C’est à 22h que nous sommes montés dans la salle de spectacle. Une salle toute petite avec un podium tout aussi petit. Pas moyen ici pour les artistes de se défausser ou de faire semblant. Sur la scène, onze musiciens dont sept rien que pour la section cuivres (trois saxo, deux trombo, deux trompet). Le reste de l’équipée se compose d’un batteur d’un bassiste et d’un pianiste. Les affaires sérieuses commencent et tout de suite, on est saisi par la fluidité des notes. L’orchestre semble rôdé et les solos s’enchaînent. Deux musiciens m’impressionnent au fil du spectacle : le bassiste et le pianiste. Deux jeunes dont le jeu varie et s’accommode des différents univers convoqués par les compositions. Je serais d’ailleurs tétanisé à l’écoute de la version de Wassy du fameux ‘Soul makossa’ dont je cherche encore les bases rythmiques. C’est avec des titres de cette dimension que je prends conscience de ce qu’il me reste à apprendre pour mieux appréhender le langage des grands maîtres. Une autre de ses compositions dans la foulée va aussi m’entraîner ; il s’agit d’une ambiance des années 70, une sorte de mix de disco et de high life.

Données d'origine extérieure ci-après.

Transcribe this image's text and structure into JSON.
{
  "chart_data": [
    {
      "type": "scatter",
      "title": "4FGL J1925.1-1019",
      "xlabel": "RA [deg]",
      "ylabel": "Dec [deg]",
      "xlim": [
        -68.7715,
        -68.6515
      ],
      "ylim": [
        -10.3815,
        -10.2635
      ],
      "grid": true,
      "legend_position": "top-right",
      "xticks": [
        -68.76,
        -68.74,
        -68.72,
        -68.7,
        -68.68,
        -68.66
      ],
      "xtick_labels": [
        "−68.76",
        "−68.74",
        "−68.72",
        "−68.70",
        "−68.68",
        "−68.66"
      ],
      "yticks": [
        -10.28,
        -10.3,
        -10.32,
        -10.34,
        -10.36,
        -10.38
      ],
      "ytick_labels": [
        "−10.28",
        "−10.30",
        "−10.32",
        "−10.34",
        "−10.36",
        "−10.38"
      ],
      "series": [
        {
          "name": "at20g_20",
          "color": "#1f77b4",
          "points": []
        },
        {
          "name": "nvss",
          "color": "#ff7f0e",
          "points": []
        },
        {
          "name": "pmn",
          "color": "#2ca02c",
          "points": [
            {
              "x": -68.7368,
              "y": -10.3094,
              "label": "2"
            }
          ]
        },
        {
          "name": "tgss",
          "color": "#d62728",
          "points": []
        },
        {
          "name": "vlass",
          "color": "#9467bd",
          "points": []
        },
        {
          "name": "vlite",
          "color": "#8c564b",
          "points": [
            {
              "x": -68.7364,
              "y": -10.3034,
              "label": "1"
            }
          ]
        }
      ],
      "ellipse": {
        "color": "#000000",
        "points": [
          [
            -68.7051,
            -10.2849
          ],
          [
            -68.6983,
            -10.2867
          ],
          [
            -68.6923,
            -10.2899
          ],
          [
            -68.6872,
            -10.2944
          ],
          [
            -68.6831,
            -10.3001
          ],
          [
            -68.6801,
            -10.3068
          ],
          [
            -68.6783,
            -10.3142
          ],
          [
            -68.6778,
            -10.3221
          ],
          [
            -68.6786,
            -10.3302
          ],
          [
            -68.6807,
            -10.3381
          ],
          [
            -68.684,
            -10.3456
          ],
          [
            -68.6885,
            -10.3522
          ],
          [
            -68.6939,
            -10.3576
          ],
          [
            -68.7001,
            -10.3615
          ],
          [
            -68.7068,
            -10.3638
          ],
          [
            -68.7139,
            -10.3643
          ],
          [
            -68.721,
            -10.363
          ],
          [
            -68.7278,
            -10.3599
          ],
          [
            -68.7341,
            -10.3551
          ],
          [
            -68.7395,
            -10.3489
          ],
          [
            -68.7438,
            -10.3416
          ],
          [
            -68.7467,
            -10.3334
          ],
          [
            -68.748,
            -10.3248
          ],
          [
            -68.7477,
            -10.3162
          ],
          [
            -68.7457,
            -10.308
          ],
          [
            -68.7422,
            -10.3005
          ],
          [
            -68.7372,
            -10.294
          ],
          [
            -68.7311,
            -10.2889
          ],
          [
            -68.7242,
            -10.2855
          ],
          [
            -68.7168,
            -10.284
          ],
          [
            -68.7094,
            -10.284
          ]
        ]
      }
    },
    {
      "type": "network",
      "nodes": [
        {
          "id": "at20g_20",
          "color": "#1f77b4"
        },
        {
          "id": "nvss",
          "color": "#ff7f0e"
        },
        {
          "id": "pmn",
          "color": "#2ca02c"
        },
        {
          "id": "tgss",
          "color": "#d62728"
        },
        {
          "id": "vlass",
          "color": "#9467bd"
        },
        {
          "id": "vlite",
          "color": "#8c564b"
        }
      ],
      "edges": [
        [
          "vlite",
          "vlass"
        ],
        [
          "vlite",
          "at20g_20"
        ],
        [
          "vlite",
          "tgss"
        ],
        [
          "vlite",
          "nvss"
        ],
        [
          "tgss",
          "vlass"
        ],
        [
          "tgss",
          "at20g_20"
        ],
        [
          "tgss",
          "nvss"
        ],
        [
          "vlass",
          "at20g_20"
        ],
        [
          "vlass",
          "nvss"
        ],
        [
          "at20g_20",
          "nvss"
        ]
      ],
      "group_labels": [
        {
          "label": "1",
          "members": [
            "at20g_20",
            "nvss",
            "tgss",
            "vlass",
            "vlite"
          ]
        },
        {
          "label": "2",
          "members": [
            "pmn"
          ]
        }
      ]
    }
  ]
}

Je suis aux anges, surtout que les cuivres résonnent. L’acoustique n’est pas à la hauteur vu que certains sons sont noyés mais le peu qu’il permet renseigne sur la qualité des compositions et du jeu. Je vois là un Cameroun magnifique avec ses fils issues de plusieurs ethnies qui ensemble s’échinent à en découdre avec la fatalité ambiante, faisant fi au passage de ces révisionnistes truculents qui veulent réécrire notre histoire au moyen des origines. A la fin du premier set, la soirée en compte trois, je dois ncependant m’en aller ; sinon je devrais solliciter un taxi, ce que je ne peux me permettre vu mon statut. Je repars donc en promettant de revoir les promoteurs du concept pour en discuter de son origine, de sa substance et de son esthétique.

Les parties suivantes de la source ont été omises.